Friday, February 22, 2013

preventing running injuries

I love running. I really really do. I can't believe I can truthfully say that! For the longest time I hated it, and while I haven't been able to come up with a magical formula that will turn a hater into a believer, I did attempt to provide a few ways to make yourself like running.

So here I am, a self proclaimed lover of running, and I did a silly thing called sign up for a marathon. It wasn't until I did my 20 mile run last weekend that I felt like I was really getting prepared. One thing I have been ultra paranoid about as I ramp up the mileage is preventing injuries.

Here are some tips:

1) Streeeeeetch. Taking a few minutes before and after runs can make a huge difference. If you're pressed for time like me, at least focus on your personal problem areas. Forward seated fold for hamstrings, pigeon pose for the IT band, and calf stretches are some common runner tight spots. Bonus points for doing yoga a couple days a week and, of course, the foam roller is your friend!

pigeon pose, for the IT band: photo from here
2) Ice. Even when nothing hurts. After my long Saturday morning runs, I'm icing all weekend on various parts that are sore or stiff. Shins, ankles, feet, anything! My coworkers are getting used to seeing ice packs strapped to my legs after my mid week runs. It's amazing how well this works! When I was thru hiking the Appalachian Trail, I "iced" my feet in springs and creeks each night and had ZERO feet issues, even though I was very aggressive with my mileage- covering 120 miles per week.
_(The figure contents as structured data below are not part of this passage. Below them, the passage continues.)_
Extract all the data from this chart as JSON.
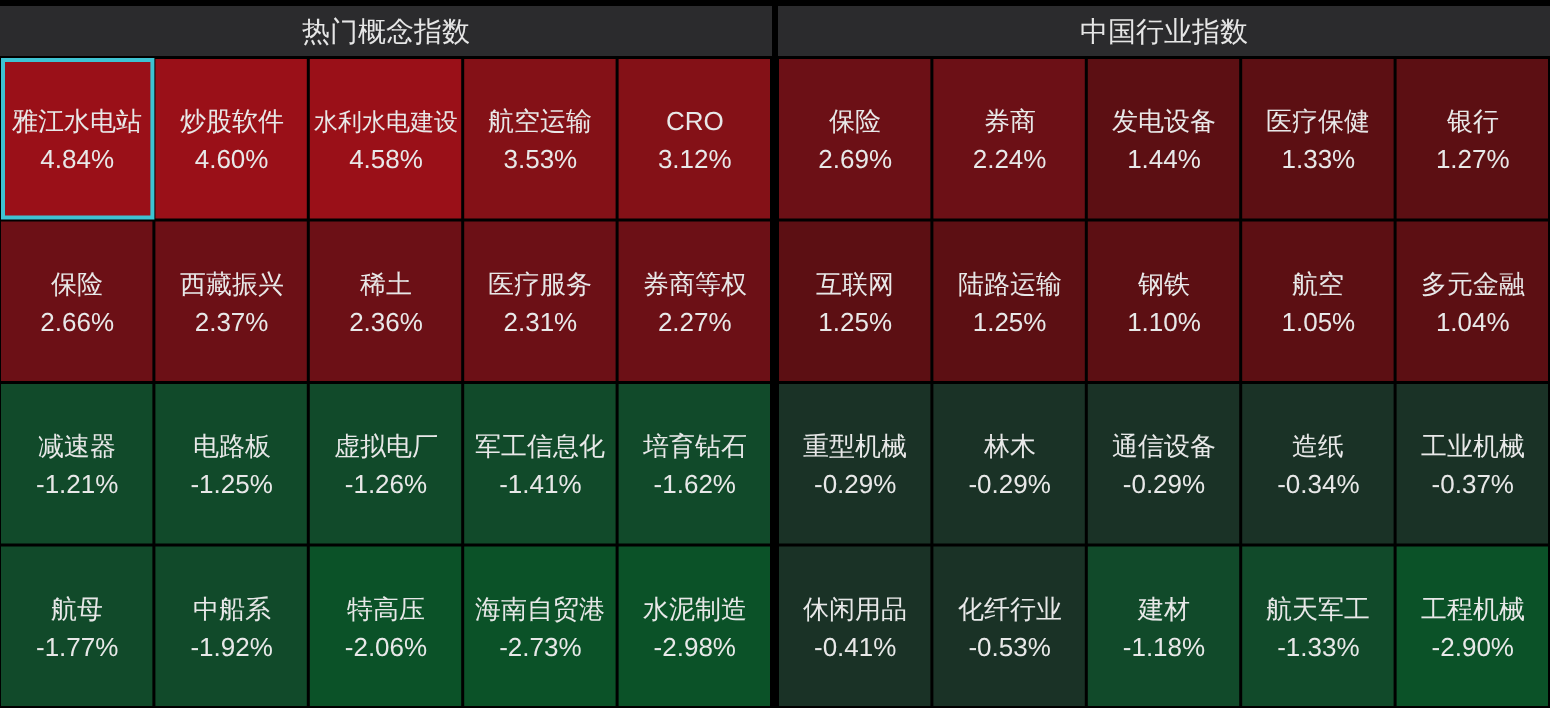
{
  "chart_data": [
    {
      "type": "other",
      "title": "热门概念指数",
      "categories": [
        "雅江水电站",
        "炒股软件",
        "水利水电建设",
        "航空运输",
        "CRO",
        "保险",
        "西藏振兴",
        "稀土",
        "医疗服务",
        "券商等权",
        "减速器",
        "电路板",
        "虚拟电厂",
        "军工信息化",
        "培育钻石",
        "航母",
        "中船系",
        "特高压",
        "海南自贸港",
        "水泥制造"
      ],
      "values": [
        4.84,
        4.6,
        4.58,
        3.53,
        3.12,
        2.66,
        2.37,
        2.36,
        2.31,
        2.27,
        -1.21,
        -1.25,
        -1.26,
        -1.41,
        -1.62,
        -1.77,
        -1.92,
        -2.06,
        -2.73,
        -2.98
      ],
      "value_labels": [
        "4.84%",
        "4.60%",
        "4.58%",
        "3.53%",
        "3.12%",
        "2.66%",
        "2.37%",
        "2.36%",
        "2.31%",
        "2.27%",
        "-1.21%",
        "-1.25%",
        "-1.26%",
        "-1.41%",
        "-1.62%",
        "-1.77%",
        "-1.92%",
        "-2.06%",
        "-2.73%",
        "-2.98%"
      ]
    },
    {
      "type": "other",
      "title": "中国行业指数",
      "categories": [
        "保险",
        "券商",
        "发电设备",
        "医疗保健",
        "银行",
        "互联网",
        "陆路运输",
        "钢铁",
        "航空",
        "多元金融",
        "重型机械",
        "林木",
        "通信设备",
        "造纸",
        "工业机械",
        "休闲用品",
        "化纤行业",
        "建材",
        "航天军工",
        "工程机械"
      ],
      "values": [
        2.69,
        2.24,
        1.44,
        1.33,
        1.27,
        1.25,
        1.25,
        1.1,
        1.05,
        1.04,
        -0.29,
        -0.29,
        -0.29,
        -0.34,
        -0.37,
        -0.41,
        -0.53,
        -1.18,
        -1.33,
        -2.9
      ],
      "value_labels": [
        "2.69%",
        "2.24%",
        "1.44%",
        "1.33%",
        "1.27%",
        "1.25%",
        "1.25%",
        "1.10%",
        "1.05%",
        "1.04%",
        "-0.29%",
        "-0.29%",
        "-0.29%",
        "-0.34%",
        "-0.37%",
        "-0.41%",
        "-0.53%",
        "-1.18%",
        "-1.33%",
        "-2.90%"
      ]
    }
  ]
}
3) Are you taking it too fast? Doing too much too fast is pretty much the most common way to getting an injury. Plan out your weekly mileage to make sure you're not increasing more than your body is ready for. A good rule of thumb is the 10% rule: Never increase your mileage or intensity by more than 10% per week. Maybe you've been running 10 miles per week and want to increase- the next week, just try 11. If that's fine, the next week try 12. It seems really slow, but your body will thank you for it. I'm finding with my marathon training that I'm having to actually reduce the number of days I run. Normally, I run 2-3 times during the week, and then a long Saturday run of 13-15 miles. My weekly total is between 32-38 miles. For marathon training, my long runs are much higher, between 16-20. In order to keep my legs happy, I'm running twice mid week, plus my long Saturday run, making my weekly mileage total between 36-40. My weekly mileage is just a tad higher, so increasing my fitness level, but not over training and hurting myself. If you do find that you're having some pain...

4) Take off when you need it. Nothing makes me crankier than taking unplanned days off of running. Switching up your workouts with cycling, weight training, or classes at the gym can ease up your achey runner joints.  If you're injured more than just what a few days will heal, maybe an extended break is needed.

5) Evaluate shoes or gait. If all of the above isn't working, maybe you need a different or better pair of running shoes. A good running store will have experienced employees who will put you on their in-store treadmill to evaluate your running style and match you to a good shoe. Or, maybe you have issues with your form that's causing you trouble.

Brooks PureConnect 2: image from here

Of course, any prolonged pain or discomfort should be addressed by your doctor. But hopefully, by following these steps you can avoid injury and run with happy legs and feet!


  1. Thank you for sharing these pointers, Mackenzie! I’m sure a lot of runners out there would find this post quite beneficial. If I may add, one should also listen to their body. Our bodies have limits that we need to heed. Pushing your limits can result to a much bigger problem. I say build up slowly and have a smart running schedule to determine how much you should be running.

    1. Definitely! As disappointing as it can be to realize your body has limitations, your intuition is usually right! Thanks for sharing.